Otro rumbo siguió la filosofía desde el momento en que abandonó esta dimensión transformadora y terapéutica, es decir, en que la explicación se convirtió en una función autónoma; un camino que ha llevado al punto muerto de un academicismo estéril e inoperativo y de una historia de la filosofía que –como ya señalamos– ha adoptado en gran medida la forma de un amontonamiento de opiniones de dudosa coherencia o interna unidad.
En cierto modo, esta filosofía disociada de la transformación es lo que a menudo, y en nuestro contexto cultural, se suele entender por filosofía: una “filosofía de salón,” juegos mentales en los que basta conocer cierto lenguaje y ciertas reglas y en los que pocas veces el que filosofa se ha puesto a sí mismo –valga la redundancia– en juego; una especulación carente de sabiduría, que no ha brotado de ninguna transformación real y que, por lo mismo, no produce transformación alguna.

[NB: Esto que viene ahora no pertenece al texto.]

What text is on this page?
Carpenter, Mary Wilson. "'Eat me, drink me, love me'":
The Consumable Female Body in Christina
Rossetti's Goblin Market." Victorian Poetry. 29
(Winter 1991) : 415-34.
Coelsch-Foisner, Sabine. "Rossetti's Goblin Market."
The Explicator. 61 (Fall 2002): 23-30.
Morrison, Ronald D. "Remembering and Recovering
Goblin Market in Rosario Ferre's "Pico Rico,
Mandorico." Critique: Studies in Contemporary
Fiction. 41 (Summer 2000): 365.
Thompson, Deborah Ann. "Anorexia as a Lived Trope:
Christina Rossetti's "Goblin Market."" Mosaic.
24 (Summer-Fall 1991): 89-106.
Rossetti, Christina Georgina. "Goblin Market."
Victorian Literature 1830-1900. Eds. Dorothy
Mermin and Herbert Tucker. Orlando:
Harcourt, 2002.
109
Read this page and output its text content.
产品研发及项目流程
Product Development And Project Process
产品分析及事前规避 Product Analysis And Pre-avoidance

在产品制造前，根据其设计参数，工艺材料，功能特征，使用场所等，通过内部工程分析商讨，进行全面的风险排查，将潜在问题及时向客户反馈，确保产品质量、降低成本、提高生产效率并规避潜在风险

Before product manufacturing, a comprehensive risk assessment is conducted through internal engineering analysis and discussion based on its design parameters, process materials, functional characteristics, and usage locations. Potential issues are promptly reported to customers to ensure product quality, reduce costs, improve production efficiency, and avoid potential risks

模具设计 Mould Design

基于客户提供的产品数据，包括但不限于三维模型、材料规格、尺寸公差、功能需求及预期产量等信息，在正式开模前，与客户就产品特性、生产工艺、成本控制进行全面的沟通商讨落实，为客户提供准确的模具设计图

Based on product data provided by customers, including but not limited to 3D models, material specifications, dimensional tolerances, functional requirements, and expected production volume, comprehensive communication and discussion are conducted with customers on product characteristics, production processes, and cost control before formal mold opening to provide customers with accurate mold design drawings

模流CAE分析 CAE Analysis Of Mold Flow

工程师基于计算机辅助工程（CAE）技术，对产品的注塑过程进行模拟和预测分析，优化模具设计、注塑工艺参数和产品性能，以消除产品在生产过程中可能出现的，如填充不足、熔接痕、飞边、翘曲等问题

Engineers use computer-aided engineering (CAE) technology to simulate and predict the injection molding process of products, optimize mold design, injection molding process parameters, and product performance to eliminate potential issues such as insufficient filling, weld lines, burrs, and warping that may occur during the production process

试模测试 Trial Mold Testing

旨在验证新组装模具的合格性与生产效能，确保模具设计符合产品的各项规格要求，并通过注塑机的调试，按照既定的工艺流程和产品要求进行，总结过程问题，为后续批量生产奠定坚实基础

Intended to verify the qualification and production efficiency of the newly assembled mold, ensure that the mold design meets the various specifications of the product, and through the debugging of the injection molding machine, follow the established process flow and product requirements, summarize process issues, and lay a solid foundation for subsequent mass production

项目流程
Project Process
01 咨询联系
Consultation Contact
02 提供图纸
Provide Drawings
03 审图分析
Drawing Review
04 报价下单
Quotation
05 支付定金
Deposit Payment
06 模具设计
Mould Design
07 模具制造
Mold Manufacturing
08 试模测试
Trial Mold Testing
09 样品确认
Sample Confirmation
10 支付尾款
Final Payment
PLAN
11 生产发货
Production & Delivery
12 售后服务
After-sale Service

No es difícil reconocer cuándo nos hallamos ante una u otra filosofía. Este podría ser uno de los criterios para distinguirlas:
Hay quien conoce movido por la curiosidad, y quien lo hace movido por una intensa sed. Se reconocen así: los conocimientos que transmite el primero satisfacen la curiosidad; los que transmite el segundo sacian la sed.